Fairfax is generously offering 25 cents per share for the shareholders of Farmer’s Edge (TSX: FDGE).
This offer is about 24 cents more generous than it needed to be. Shareholders are getting really, really lucky!
They ended September 30 with negative $32 million in stockholder’s equity, and the three months they blew through $13 million in cash. They had $75 million in debt (lent to them from Fairfax) and $9 million in cash. Needless to say you did not need a CFA to know how this one was going to end up.
What does Fairfax get out of it? The following from the 2022 annual report:
The Company has not recorded any current or deferred income tax benefit for its tax losses in any of its reporting periods. The Company had $470.0 million of accumulated non-capital losses as of December 31, 2022, with expiry dates ranging between 2030 and 2042. These losses may be used to offset future taxable income. In addition, the Company has undeducted Scientific Research and Experimental Development expenditures of approximately $39.0 million which may be carried forward indefinitely and unused investment tax credits of approximately $3.0 million which expire between 2034 and 2039.

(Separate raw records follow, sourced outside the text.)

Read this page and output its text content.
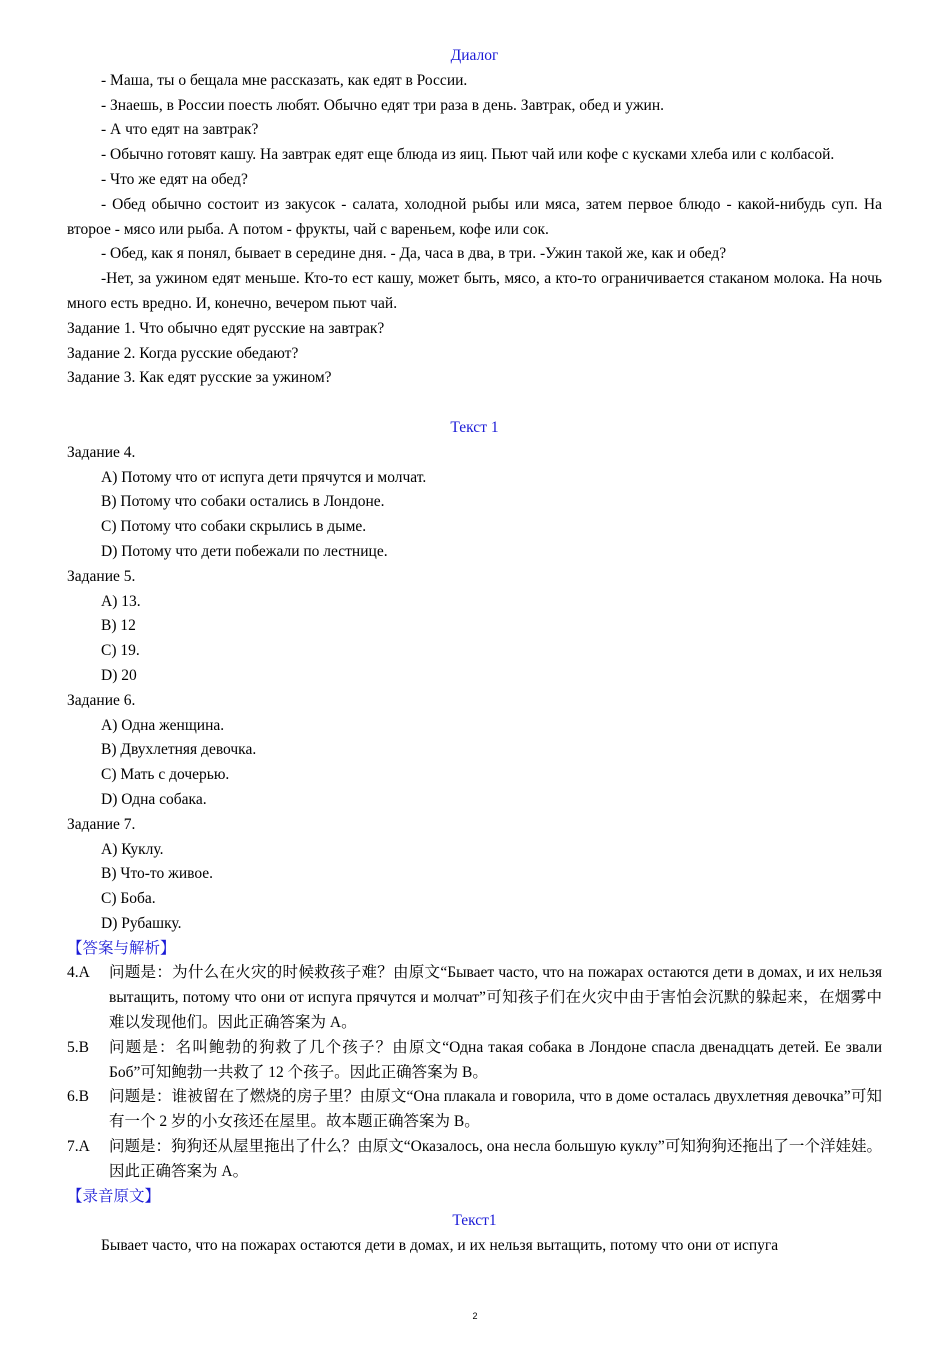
Диалог

- Маша, ты о бещала мне рассказать, как едят в России.

- Знаешь, в России поесть любят. Обычно едят три раза в день. Завтрак, обед и ужин.

- А что едят на завтрак?

- Обычно готовят кашу. На завтрак едят еще блюда из яиц. Пьют чай или кофе с кусками хлеба или с колбасой.

- Что же едят на обед?

- Обед обычно состоит из закусок - салата, холодной рыбы или мяса, затем первое блюдо - какой-нибудь суп. На второе - мясо или рыба. А потом - фрукты, чай с вареньем, кофе или сок.

- Обед, как я понял, бывает в середине дня. - Да, часа в два, в три. -Ужин такой же, как и обед?

-Нет, за ужином едят меньше. Кто-то ест кашу, может быть, мясо, а кто-то ограничивается стаканом молока. На ночь много есть вредно. И, конечно, вечером пьют чай.

Задание 1. Что обычно едят русские на завтрак?

Задание 2. Когда русские обедают?

Задание 3. Как едят русские за ужином?

Текст 1

Задание 4.

A) Потому что от испуга дети прячутся и молчат.

B) Потому что собаки остались в Лондоне.

C) Потому что собаки скрылись в дыме.

D) Потому что дети побежали по лестнице.

Задание 5.

A) 13.

B) 12

C) 19.

D) 20

Задание 6.

A) Одна женщина.

B) Двухлетняя девочка.

C) Мать с дочерью.

D) Одна собака.

Задание 7.

A) Куклу.

B) Что-то живое.

C) Боба.

D) Рубашку.

【答案与解析】

4.A	问题是：为什么在火灾的时候救孩子难？由原文“Бывает часто, что на пожарах остаются дети в домах, и их нельзя вытащить, потому что они от испуга прячутся и молчат”可知孩子们在火灾中由于害怕会沉默的躲起来，在烟雾中难以发现他们。因此正确答案为 A。
5.B	问题是：名叫鲍勃的狗救了几个孩子？由原文“Одна такая собака в Лондоне спасла двенадцать детей. Ее звали Боб”可知鲍勃一共救了 12 个孩子。因此正确答案为 B。
6.B	问题是：谁被留在了燃烧的房子里？由原文“Она плакала и говорила, что в доме осталась двухлетняя девочка”可知有一个 2 岁的小女孩还在屋里。故本题正确答案为 B。
7.A	问题是：狗狗还从屋里拖出了什么？由原文“Оказалось, она несла большую куклу”可知狗狗还拖出了一个洋娃娃。因此正确答案为 A。

【录音原文】

Текст1

Бывает часто, что на пожарах остаются дети в домах, и их нельзя вытащить, потому что они от испуга

2
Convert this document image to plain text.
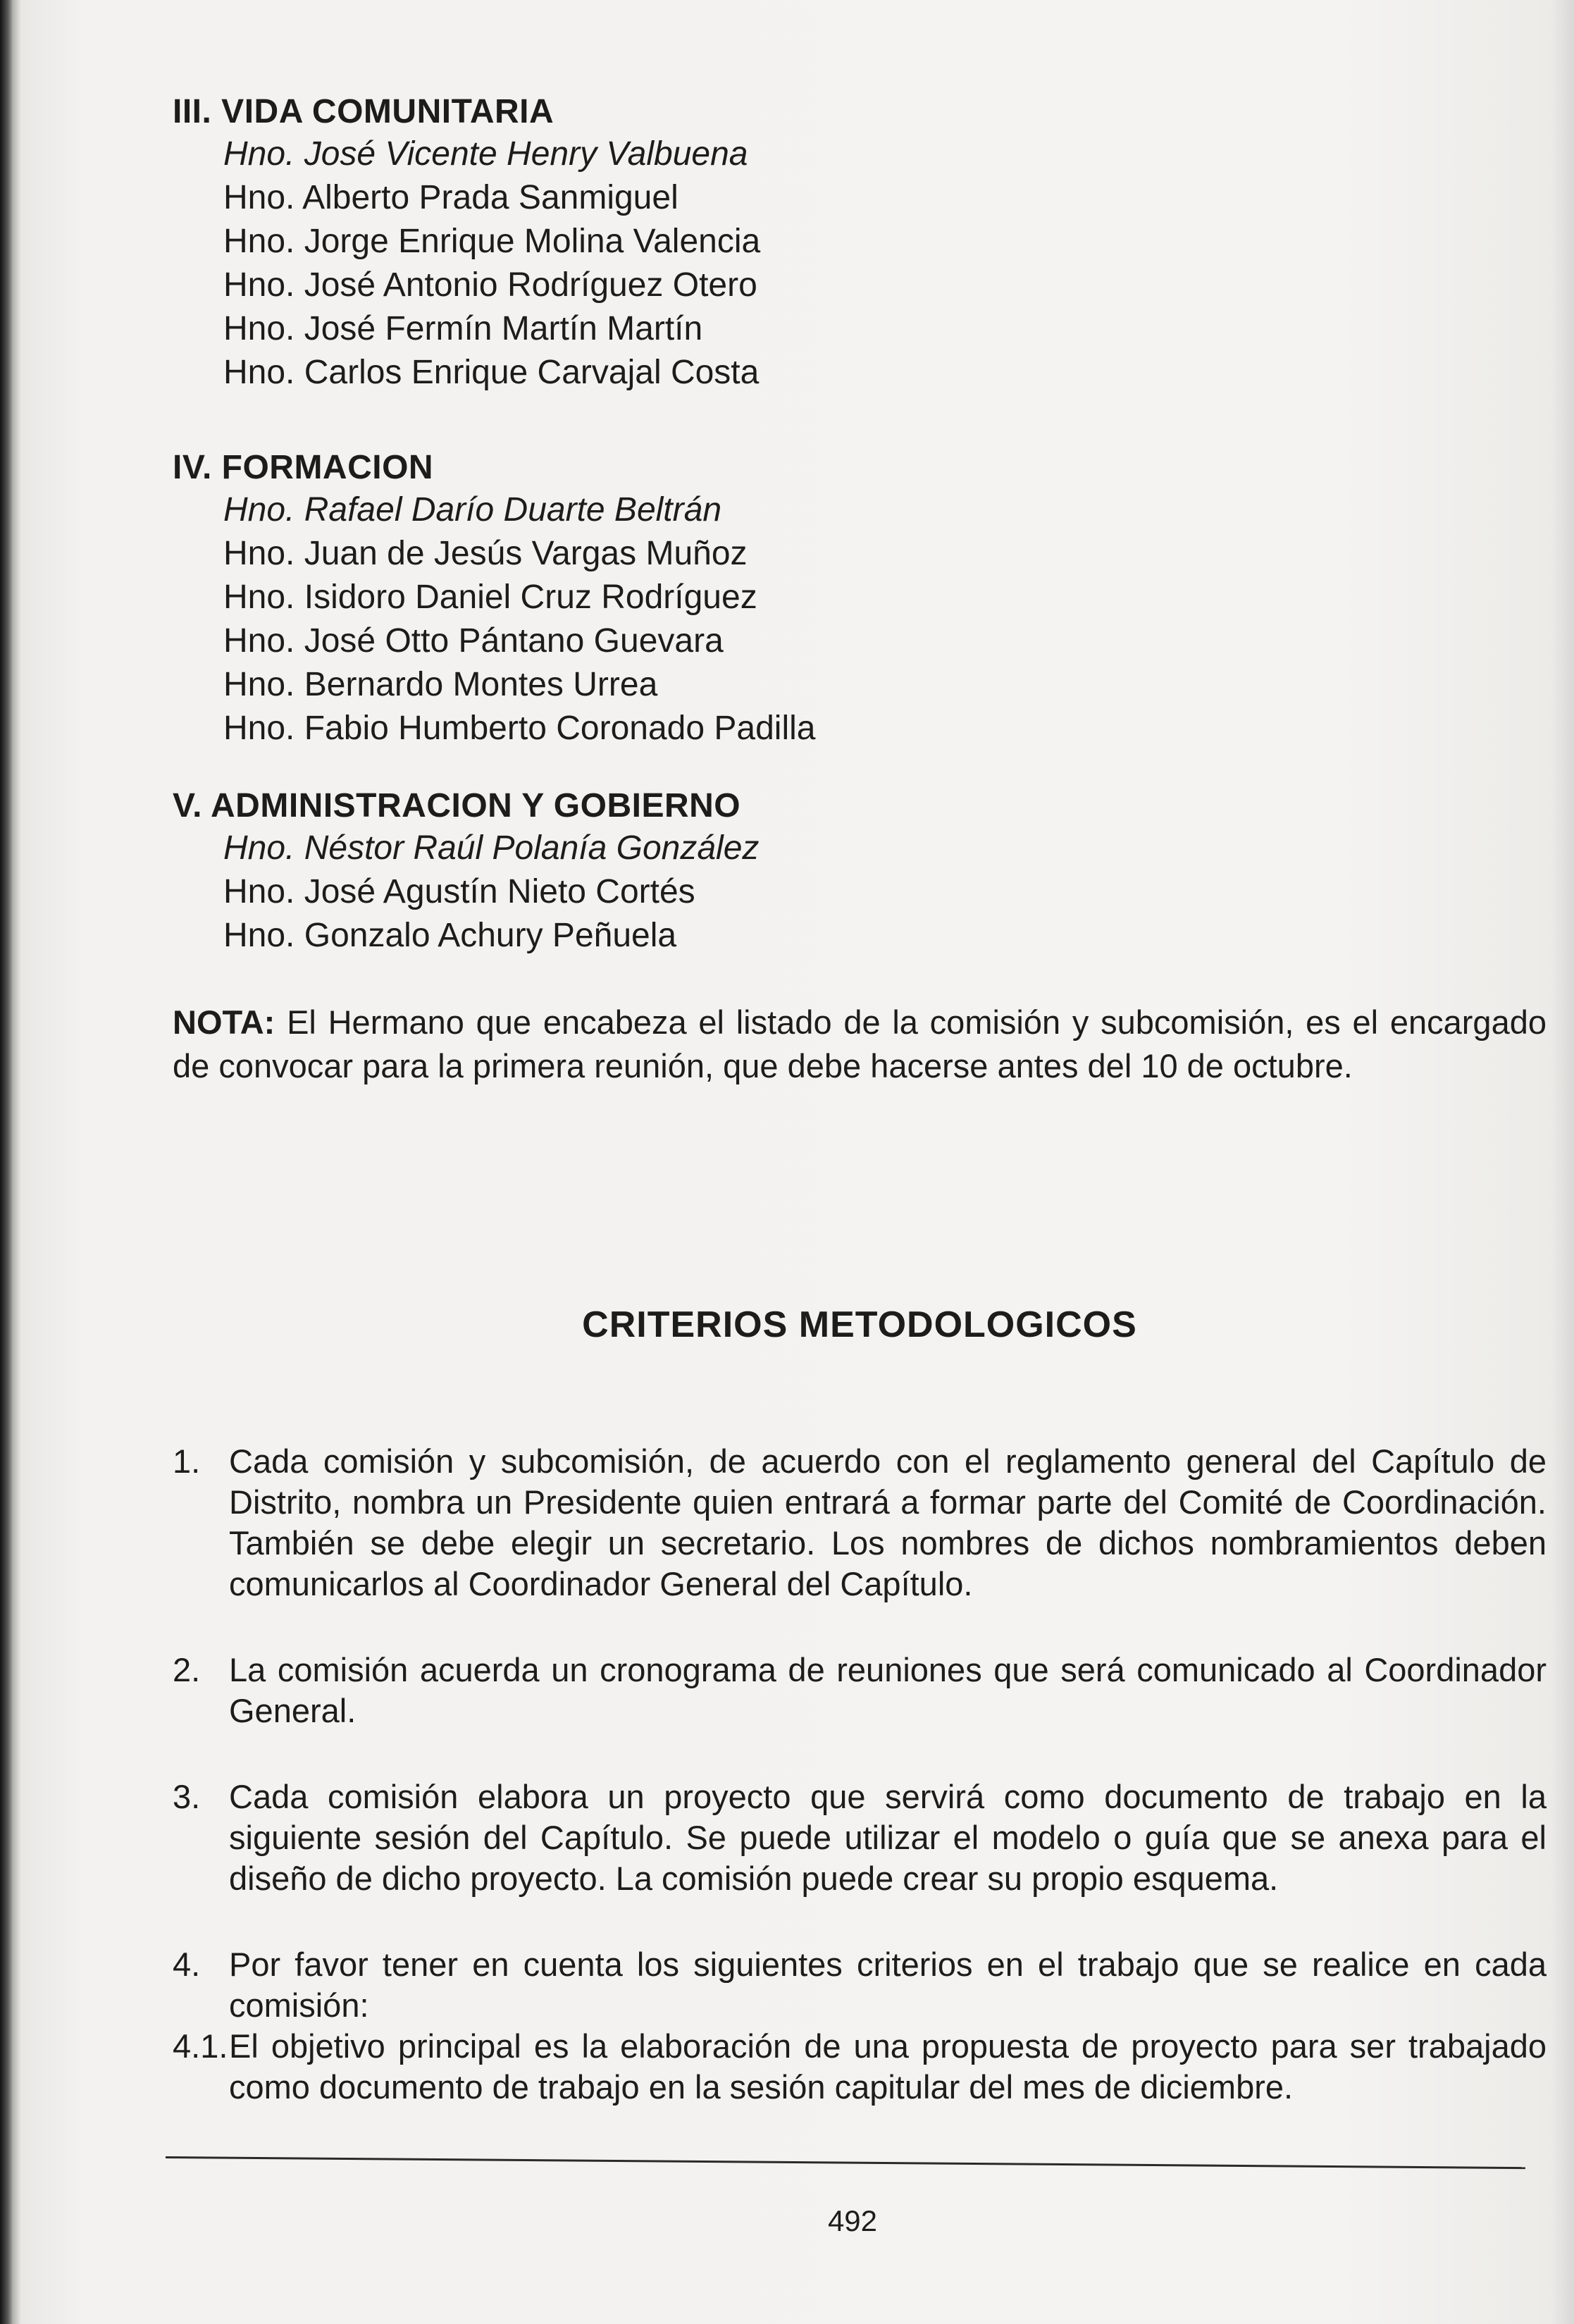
III. VIDA COMUNITARIA

Hno. José Vicente Henry Valbuena
Hno. Alberto Prada Sanmiguel
Hno. Jorge Enrique Molina Valencia
Hno. José Antonio Rodríguez Otero
Hno. José Fermín Martín Martín
Hno. Carlos Enrique Carvajal Costa

IV. FORMACION

Hno. Rafael Darío Duarte Beltrán
Hno. Juan de Jesús Vargas Muñoz
Hno. Isidoro Daniel Cruz Rodríguez
Hno. José Otto Pántano Guevara
Hno. Bernardo Montes Urrea
Hno. Fabio Humberto Coronado Padilla

V. ADMINISTRACION Y GOBIERNO

Hno. Néstor Raúl Polanía González
Hno. José Agustín Nieto Cortés
Hno. Gonzalo Achury Peñuela
NOTA: El Hermano que encabeza el listado de la comisión y subcomisión, es el encargado de convocar para la primera reunión, que debe hacerse antes del 10 de octubre.
CRITERIOS METODOLOGICOS
1. Cada comisión y subcomisión, de acuerdo con el reglamento general del Capítulo de Distrito, nombra un Presidente quien entrará a formar parte del Comité de Coordinación. También se debe elegir un secretario. Los nombres de dichos nombramientos deben comunicarlos al Coordinador General del Capítulo.
2. La comisión acuerda un cronograma de reuniones que será comunicado al Coordinador General.
3. Cada comisión elabora un proyecto que servirá como documento de trabajo en la siguiente sesión del Capítulo. Se puede utilizar el modelo o guía que se anexa para el diseño de dicho proyecto. La comisión puede crear su propio esquema.
4. Por favor tener en cuenta los siguientes criterios en el trabajo que se realice en cada comisión:
4.1. El objetivo principal es la elaboración de una propuesta de proyecto para ser trabajado como documento de trabajo en la sesión capitular del mes de diciembre.
492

Fairfax just needs to find some assets in the same field of business to utilize these NOLs and they are all set.
Here’s one last fun calculation. The stock nearly doubled today on the announcement since it will not take two brain cells for the “independent committee” of directors to come to the conclusion there’s no choice.
Let’s pretend you were a fly on the wall of Fairfax and had 10 trading days of prior notice that this deal was occurring. Let’s also pretend that you were able to capture 100% of the liquidity of the stock that actually traded in those 10 trading days.
You would have been able to purchase 77,495 shares for $8,096.22. Those shares would be worth $19,373.75 if sold at 25 cents. No institutional manager would get remotely close to this even if they had the information in advance. Would have made for a perfect FHSA trade though!